The real problem almost certainly is to do with the very low status of science in the media, the poor quality of graduates going into science, the almost total lack of science-trained primary school teachers, the appalling curriculum that is anathema for most kids, and the cutbacks on science laboratory funding which the present British government has done almost nothing to correct.

Improvements in these areas will lift the awareness and the standards for all, but will have a particularly powerful impact in less well-resourced schools struggling to educate children of all ethnic groups.

Letter

I found this article enlightening and heartwarming. I am a black engineer in the IT industry. I have often wondered why I sit lonely on this hill. I fail to accept that things are the way they are purely by accident.

Thank you for highlighting this issue by interviewing Rasekoala. You have taken a big step forward.

Letter

As the son of an immigrant and an immigrant myself, I know that it takes immigrant communities time to establish themselves鈥攗sually several generations.

The black community arrived fairly recently in this country. We are only now beginning to see black British teachers in our schools in any significant numbers. This is the first step in a long lead-up to social success, and happens with any immigrant community regardless of its colour or culture. It will have a very positive effect on the up-and-coming generation of British black children, but it won’t happen overnight.

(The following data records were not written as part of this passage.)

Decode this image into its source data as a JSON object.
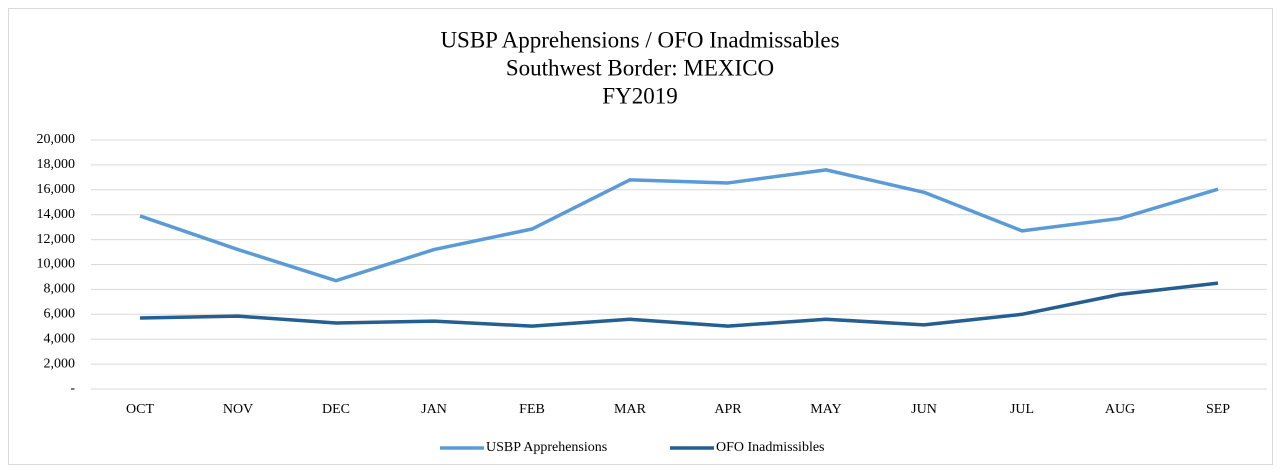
{
  "chart_data": {
    "type": "line",
    "title": [
      "USBP Apprehensions / OFO Inadmissables",
      "Southwest Border: MEXICO",
      "FY2019"
    ],
    "categories": [
      "OCT",
      "NOV",
      "DEC",
      "JAN",
      "FEB",
      "MAR",
      "APR",
      "MAY",
      "JUN",
      "JUL",
      "AUG",
      "SEP"
    ],
    "series": [
      {
        "name": "USBP Apprehensions",
        "color": "#5b9bd5",
        "values": [
          13900,
          11200,
          8700,
          11200,
          12850,
          16800,
          16550,
          17600,
          15800,
          12700,
          13700,
          16050
        ]
      },
      {
        "name": "OFO Inadmissibles",
        "color": "#255e91",
        "values": [
          5700,
          5850,
          5300,
          5450,
          5050,
          5600,
          5050,
          5600,
          5150,
          6000,
          7600,
          8500
        ]
      }
    ],
    "ylim": [
      0,
      20000
    ],
    "yticks": [
      {
        "value": 0,
        "label": "-"
      },
      {
        "value": 2000,
        "label": "2,000"
      },
      {
        "value": 4000,
        "label": "4,000"
      },
      {
        "value": 6000,
        "label": "6,000"
      },
      {
        "value": 8000,
        "label": "8,000"
      },
      {
        "value": 10000,
        "label": "10,000"
      },
      {
        "value": 12000,
        "label": "12,000"
      },
      {
        "value": 14000,
        "label": "14,000"
      },
      {
        "value": 16000,
        "label": "16,000"
      },
      {
        "value": 18000,
        "label": "18,000"
      },
      {
        "value": 20000,
        "label": "20,000"
      }
    ],
    "grid": true,
    "legend": "bottom"
  }
}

The high-flyers from within that community, those who have gone on to be doctors, lawyers, scientists and other high-profile professionals outside the entertainment industry, probably don’t see themselves as emissaries of their communities, but as people who have struggled to make good. So it is a little early yet to expect them to dedicate themselves to serving as role models, but that too will come in time, to everyone’s benefit.

As a teacher, I can tell you that progress is being made, but it is necessarily slow and not subject to someone waving a magic wand or making simplistic pronouncements. The problem isn’t the education system and the solution isn’t blame. The problem is time and the solution is honesty and effort.